One of the knocks against the 5-foot-10-inch, 190 lb Barrie is his defensive play as he owns a minus-66 rating in his 554-game career so far. However, he was acquired by both Toronto and Edmonton for his elite offensive skills, which are among the best in the league. Barrie struggled at first in Toronto under head coach Mike Babcock and was relegated to the team’s second power-play unit. Once Babcock was fired though with Sheldon Keefe taking over behind the bench, Barrie’s production and overall play improved significantly.
He was also shuffled around the lineup quite a bit in Toronto and found himself with several different blue line partners, especially after fellow defenceman Morgan Rielly was injured. Once the playoffs resumed after the NHL paused in March due to Covid-19, Barrie struggled like the rest of his teammates and went without a point in five games against Columbus during the play-in round. The writing may have been on the wall for Barrie before the league resumed action, but the Leafs’ failure to make the playoffs basically sealed his fate.
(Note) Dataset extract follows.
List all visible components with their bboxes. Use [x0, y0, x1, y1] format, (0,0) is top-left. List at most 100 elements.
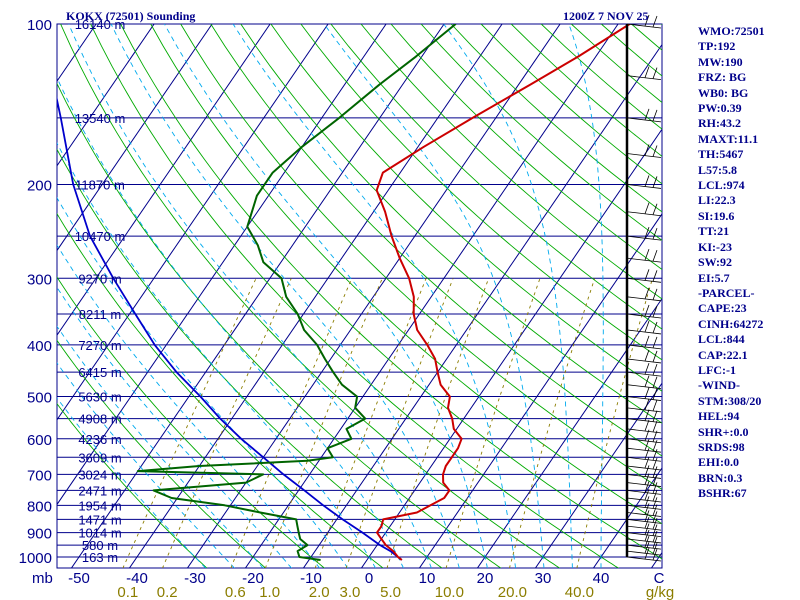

With Edmonton general manager Ken Holland seeking offensive help from the blue line due to the long-term injury of Oscar Klefbom, he inked Barrie to a one-year deal worth $3.75 million in October. Barrie could very well be partnered with Darnell Nurse on the Oilers’ blue line to start the upcoming season but he’ll need to quickly prove himself with the squad since he’s signed for just one season. Barrie is betting on himself to rebound from a somewhat sub-par campaign in Toronto and so is Holland.
If Barrie regains the confidence he displayed while playing with Colorado he could very well be offered a longer contract when his deal runs out. There’s no reason to believe he won’t succeed with the Oilers by helping out McDavid and Draisaitl and he should be highly-motivated to prove his value. Another 50-point season should be attainable for Barrie if the NHL decides to play an 82-game schedule and his talent could help Edmonton win a series or two in the playoffs.